Calum Robertson (Sirca)

Abstract

A popular theory is that financial markets are efficient: all available information is factored into the price of an asset. Academics, commercial researchers, and investors devote considerable time analysing markets with the hope of improving efficiency and/or exploiting inefficiencies for profit. The sheer volume of real time information makes it difficult for an individual to keep abreast of all information related to an asset, and impossible to keep abreast of all information related to all available assets.

Information commonly used to analyse market efficiency can be broadly categorised as numerical or textual. Trading data (e.g., the time series of a share price), is numerical information that is commonly used to analyse market efficiency, and consumed by algorithmic  trading models so a computer can automatically trade when certain conditions are met. News, such as macroeconomic and company announcements, are sources of textual information that can have significant impact on the price of an asset.

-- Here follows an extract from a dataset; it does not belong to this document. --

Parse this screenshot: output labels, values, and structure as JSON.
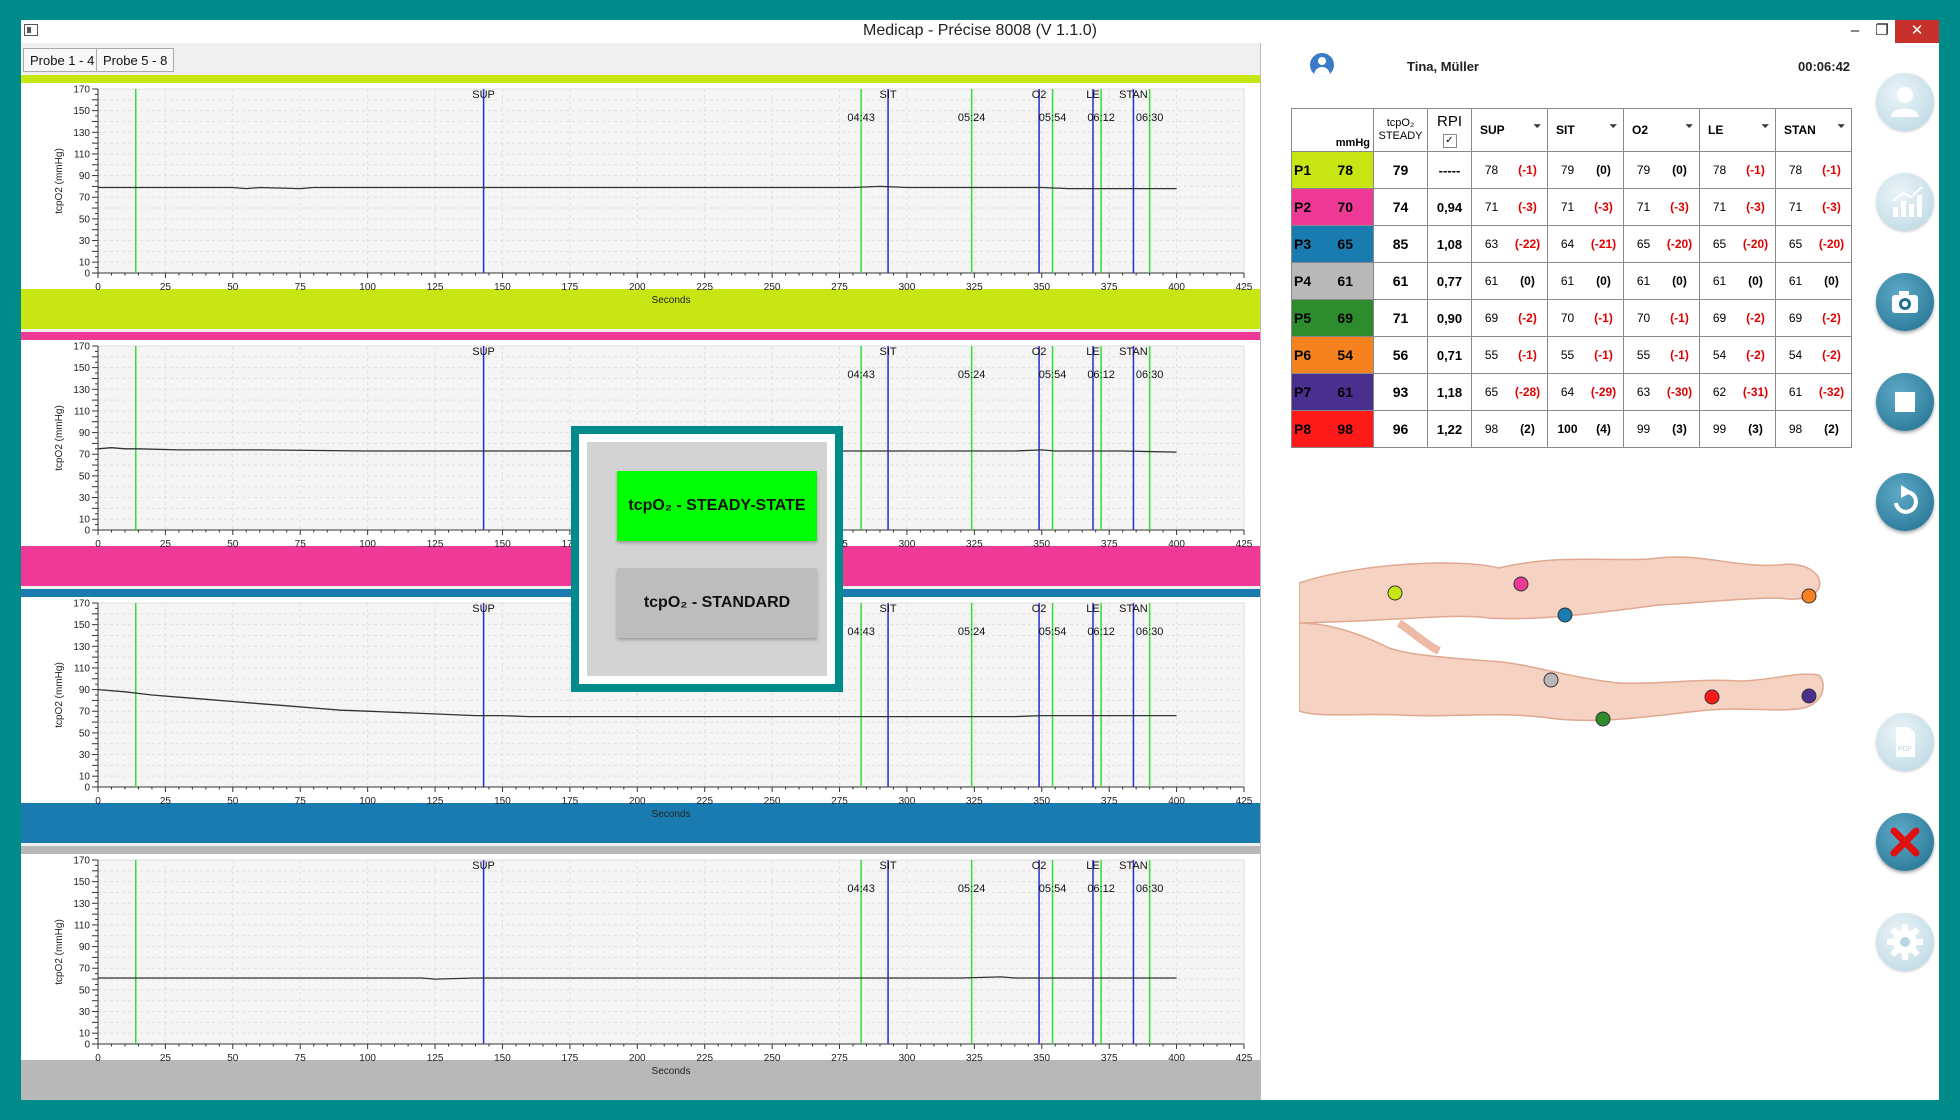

Recent years has seen increasing interest in the role of news in financial markets. The increase in the availability of significant datasets of news, and advances in text mining technologies have helped drive this research. The future is bright for financial text mining, though  here are several obstacles which must be overcome to promote research in this field. In this paper we describe common data sources, research strategies in this domain, and address some of the ways we are overcoming obstacles in this field.
 

About the speaker

Calum RobertsonCalum Robertson has a background in data mining, having completed a masters degree by research, and a doctorate in this field. Extensive experience in the finance industry led to his interest in the effect of news on financial markets, which was the topic of his doctorate. At Sirca he is helping develop tools which make a large dataset of news easily accessible to academics and therefore promote sophisticated financial text mining.